Era detto così per via delle prediche.

Quando una parrocchiana, destata da un “preghiamo” recitato a volume più alto del solito, si svegliò di soprassalto e cadde rompendosi il femore, la Curia lo trasferì a Mezzacosta, dove la strada ancora non arrivava e, da metà percorso in poi, si riduceva a un sentiero in terra battuta.

La cappella di San Romualdo non aveva campanile e un castagno, cresciuto lì accanto, ne faceva le veci. I rami sfioravano il tetto di coppi e, a uno dei più bassi, qualcuno aveva attaccato, tanto tempo prima, un campanaccio per vacche. All’occorrenza, il sacerdote usciva sul sagrato e lo scuoteva.

L’altare era minuscolo e, spesso, si doveva usare quello vecchio, ancora rivolto verso il Santissimo, all’uso preconciliare.

In un angolo stava un confessionale in legno di noce e, di, fronte, una statua in gesso della Madonna. Accanto, sbilenco, il ritratto di San Romualdo. 

Il crocefisso era nuovo perché quello vecchio, troppo pesante, un inverno era caduto per terra e s’era spaccato. 

Il prete divideva il suo tempo tra l’orto e il gregge, non sempre equamente. Di battesimi non ce n’erano e, di funerali, solo ogni tanto. Ai giovani che di tanto in tanto passavano di lì la chiesetta piaceva, ma preferivano sposarsi in paese, perché a Mezzacosta le macchine passavano a stento. 

Alla messa ci andavano al massimo in nove, quasi tutte vecchiette che spesso, durante la funzione, recitavano il rosario e che, alle invocazioni, rispondevano ancora in latino.

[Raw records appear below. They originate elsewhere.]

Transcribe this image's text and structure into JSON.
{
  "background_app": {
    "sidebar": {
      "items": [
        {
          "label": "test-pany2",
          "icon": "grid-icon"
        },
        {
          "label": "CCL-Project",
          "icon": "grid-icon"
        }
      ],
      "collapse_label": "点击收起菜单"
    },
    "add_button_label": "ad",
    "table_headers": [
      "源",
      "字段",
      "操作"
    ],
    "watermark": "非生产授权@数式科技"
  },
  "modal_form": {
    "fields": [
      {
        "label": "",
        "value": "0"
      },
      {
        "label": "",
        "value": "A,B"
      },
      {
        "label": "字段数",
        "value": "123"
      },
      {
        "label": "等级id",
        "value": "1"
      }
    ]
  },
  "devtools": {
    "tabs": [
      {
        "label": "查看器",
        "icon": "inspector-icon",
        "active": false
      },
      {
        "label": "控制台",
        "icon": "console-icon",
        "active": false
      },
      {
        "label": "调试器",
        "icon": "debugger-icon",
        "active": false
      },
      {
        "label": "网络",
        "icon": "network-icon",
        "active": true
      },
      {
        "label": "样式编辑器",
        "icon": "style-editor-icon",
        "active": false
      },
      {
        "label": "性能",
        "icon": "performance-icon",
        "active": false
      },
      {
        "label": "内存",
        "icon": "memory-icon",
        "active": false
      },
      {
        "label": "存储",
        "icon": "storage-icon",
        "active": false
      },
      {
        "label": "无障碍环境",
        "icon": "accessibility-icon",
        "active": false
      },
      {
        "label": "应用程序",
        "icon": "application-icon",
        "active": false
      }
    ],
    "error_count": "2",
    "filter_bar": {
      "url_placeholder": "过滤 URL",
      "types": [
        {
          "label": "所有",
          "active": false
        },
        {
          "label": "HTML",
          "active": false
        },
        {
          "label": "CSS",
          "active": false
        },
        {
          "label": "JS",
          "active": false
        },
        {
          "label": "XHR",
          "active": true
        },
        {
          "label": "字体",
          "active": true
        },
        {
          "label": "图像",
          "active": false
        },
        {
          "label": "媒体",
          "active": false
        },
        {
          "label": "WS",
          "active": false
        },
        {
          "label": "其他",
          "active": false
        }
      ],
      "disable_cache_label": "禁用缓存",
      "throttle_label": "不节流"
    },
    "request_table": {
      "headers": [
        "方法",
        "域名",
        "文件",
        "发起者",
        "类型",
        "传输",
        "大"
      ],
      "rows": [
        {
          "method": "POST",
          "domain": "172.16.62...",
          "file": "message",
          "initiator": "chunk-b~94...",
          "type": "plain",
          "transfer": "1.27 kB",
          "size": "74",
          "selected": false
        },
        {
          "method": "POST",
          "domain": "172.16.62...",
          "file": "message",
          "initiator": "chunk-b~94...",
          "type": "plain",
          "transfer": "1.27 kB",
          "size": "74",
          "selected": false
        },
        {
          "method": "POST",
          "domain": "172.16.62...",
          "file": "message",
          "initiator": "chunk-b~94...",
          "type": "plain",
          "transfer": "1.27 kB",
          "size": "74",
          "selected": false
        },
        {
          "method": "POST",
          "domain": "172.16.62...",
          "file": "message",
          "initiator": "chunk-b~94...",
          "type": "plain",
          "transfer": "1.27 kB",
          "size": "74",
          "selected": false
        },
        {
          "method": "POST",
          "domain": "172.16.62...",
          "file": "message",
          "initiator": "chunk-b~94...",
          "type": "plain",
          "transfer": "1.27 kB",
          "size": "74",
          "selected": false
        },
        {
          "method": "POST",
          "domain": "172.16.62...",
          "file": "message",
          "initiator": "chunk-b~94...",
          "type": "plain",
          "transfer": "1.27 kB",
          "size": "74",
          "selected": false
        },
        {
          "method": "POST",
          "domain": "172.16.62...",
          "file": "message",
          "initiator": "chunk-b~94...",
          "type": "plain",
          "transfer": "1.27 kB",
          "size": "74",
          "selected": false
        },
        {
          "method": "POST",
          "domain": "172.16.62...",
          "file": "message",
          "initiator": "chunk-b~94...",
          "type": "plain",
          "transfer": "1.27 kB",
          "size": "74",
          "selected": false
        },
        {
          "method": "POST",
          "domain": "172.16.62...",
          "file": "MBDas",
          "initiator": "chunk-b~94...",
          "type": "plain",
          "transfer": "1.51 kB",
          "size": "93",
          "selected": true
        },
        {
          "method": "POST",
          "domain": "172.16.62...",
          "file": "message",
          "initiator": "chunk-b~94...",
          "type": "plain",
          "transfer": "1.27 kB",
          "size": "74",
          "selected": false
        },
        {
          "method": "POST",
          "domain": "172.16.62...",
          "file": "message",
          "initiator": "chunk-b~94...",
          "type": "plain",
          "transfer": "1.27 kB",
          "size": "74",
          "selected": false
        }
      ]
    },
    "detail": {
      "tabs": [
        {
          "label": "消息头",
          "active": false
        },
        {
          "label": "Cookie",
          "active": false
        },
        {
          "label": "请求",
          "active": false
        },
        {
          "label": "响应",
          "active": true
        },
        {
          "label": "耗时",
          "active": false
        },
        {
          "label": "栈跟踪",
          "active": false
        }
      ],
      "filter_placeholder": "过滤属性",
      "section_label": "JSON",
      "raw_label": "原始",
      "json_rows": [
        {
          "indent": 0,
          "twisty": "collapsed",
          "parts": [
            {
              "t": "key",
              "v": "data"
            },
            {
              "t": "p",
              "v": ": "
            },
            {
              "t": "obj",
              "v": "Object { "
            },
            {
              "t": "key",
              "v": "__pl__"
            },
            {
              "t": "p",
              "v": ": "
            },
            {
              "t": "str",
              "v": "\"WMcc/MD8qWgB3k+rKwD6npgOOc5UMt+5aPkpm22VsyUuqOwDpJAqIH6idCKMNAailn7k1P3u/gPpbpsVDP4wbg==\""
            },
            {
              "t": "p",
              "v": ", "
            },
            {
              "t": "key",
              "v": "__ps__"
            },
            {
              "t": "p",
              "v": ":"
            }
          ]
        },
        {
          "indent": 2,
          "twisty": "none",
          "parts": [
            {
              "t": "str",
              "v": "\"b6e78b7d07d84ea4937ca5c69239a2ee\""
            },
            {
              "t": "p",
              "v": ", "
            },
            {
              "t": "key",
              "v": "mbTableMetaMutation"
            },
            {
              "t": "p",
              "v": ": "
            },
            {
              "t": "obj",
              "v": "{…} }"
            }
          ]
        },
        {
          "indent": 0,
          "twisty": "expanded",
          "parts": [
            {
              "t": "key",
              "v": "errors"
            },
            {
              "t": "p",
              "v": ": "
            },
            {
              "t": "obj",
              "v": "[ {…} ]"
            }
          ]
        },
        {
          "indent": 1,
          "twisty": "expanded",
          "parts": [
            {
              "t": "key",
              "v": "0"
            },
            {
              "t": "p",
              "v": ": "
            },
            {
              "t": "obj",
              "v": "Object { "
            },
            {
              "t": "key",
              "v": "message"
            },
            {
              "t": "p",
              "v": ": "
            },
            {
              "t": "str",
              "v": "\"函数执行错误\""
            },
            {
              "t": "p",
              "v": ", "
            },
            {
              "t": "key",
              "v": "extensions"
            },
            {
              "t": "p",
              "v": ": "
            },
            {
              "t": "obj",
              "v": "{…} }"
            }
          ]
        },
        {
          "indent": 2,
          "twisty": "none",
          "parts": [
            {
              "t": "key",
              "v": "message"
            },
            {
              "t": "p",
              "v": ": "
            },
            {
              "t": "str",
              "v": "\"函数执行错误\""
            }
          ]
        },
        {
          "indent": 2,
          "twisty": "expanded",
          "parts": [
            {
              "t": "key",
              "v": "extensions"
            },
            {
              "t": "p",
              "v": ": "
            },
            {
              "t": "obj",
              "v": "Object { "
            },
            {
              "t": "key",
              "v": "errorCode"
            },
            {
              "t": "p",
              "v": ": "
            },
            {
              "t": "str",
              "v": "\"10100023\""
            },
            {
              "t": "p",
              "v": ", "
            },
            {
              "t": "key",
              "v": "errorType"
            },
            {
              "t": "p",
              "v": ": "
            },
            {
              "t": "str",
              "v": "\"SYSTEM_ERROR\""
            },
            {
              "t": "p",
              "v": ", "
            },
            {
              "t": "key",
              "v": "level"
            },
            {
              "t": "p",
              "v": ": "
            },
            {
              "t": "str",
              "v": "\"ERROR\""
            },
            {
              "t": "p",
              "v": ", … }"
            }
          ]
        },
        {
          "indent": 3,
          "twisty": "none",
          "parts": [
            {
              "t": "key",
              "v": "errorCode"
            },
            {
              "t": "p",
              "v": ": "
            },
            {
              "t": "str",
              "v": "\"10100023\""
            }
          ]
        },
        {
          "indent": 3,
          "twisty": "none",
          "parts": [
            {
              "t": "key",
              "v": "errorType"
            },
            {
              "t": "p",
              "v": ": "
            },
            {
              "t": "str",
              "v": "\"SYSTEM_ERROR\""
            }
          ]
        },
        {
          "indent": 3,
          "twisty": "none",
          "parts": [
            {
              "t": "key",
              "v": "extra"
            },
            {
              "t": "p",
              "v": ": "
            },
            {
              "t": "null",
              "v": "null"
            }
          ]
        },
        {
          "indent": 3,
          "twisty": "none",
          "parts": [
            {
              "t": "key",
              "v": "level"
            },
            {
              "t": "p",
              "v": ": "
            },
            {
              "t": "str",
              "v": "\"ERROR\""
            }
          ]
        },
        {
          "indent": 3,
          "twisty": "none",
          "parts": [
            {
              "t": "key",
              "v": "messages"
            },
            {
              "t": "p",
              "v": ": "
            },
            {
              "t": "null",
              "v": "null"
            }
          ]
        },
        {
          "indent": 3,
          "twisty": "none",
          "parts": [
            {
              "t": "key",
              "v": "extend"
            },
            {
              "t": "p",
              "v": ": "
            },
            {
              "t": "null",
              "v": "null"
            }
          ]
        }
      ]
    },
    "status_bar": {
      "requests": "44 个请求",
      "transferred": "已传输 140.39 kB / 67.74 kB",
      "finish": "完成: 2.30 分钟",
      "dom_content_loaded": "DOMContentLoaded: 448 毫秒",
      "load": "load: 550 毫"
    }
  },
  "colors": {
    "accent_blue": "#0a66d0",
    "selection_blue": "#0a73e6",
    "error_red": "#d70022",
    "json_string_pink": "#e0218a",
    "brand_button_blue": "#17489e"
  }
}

Quando le nuvole, salendo dal lago, si appoggiavano sulla montagna e l’aria cominciava a farsi più fredda, cercavano di sedersi il più vicino possibile alla stufa a gas che ronzava in un angolo.

Per indovinarne le sagome, sedute sui sei banchi che riempivano tutta la chiesa, non serviva accendere la luce: bastava il lumicino del candeliere.

Solo quel giorno c’era una faccia nuova.

S’era fermato un attimo all’ingresso, accanto all’Erminia (che, a ottant’anni, diceva di avere ancora le scalmane e si lamentava perché la nuova porta, sostituita da un anno, non faceva passare abbastanza aria), poi s’era fatto avanti, mostrando un viso giovane e vagamente straniero.

Alla preghiera dei fedeli, mentre, alle sue spalle, le teste si chinavano l’una verso l’altra in bisbigli confusi tra il frusciare delle foglie e il crepitio della pioggia sul tetto, s’era fatto avanti e aveva recitato un pezzo del Vangelo secondo Matteo.

Chissà, s’era detto il don, forse stavolta, alla predica,  potrei improvvisare qualcosa

Ci aveva provato e, quasi, gli era sembrato di esserci riuscito, tanto che, alla fine, il silenzio gli era sembrato più denso, nel lento scolorare che annunciava la sera.      

  

«Se non fossero stati già vecchi e malandati forse se ne sarebbero accorti, soprattutto se la porta dell’ingresso fosse rimasta aperta… sa, la puzza…» disse il medico del paese.

Il maresciallo se ne stava fermo accanto all’ingresso, un po’ sull’attenti, un po’ impaziente. Con quella pioggia, l’ambulanza avrebbe impiegato un sacco di tempo a salire dalla città. D’altronde, non c’era fretta.

«Oh be’» disse alla fine «forse non è stato un gran male». Li guardò uno ad uno fino ad arrivare al prete che rimaneva nell’ombra, a parte il riflesso di una candela sulla pelata. «Sembra che dormano».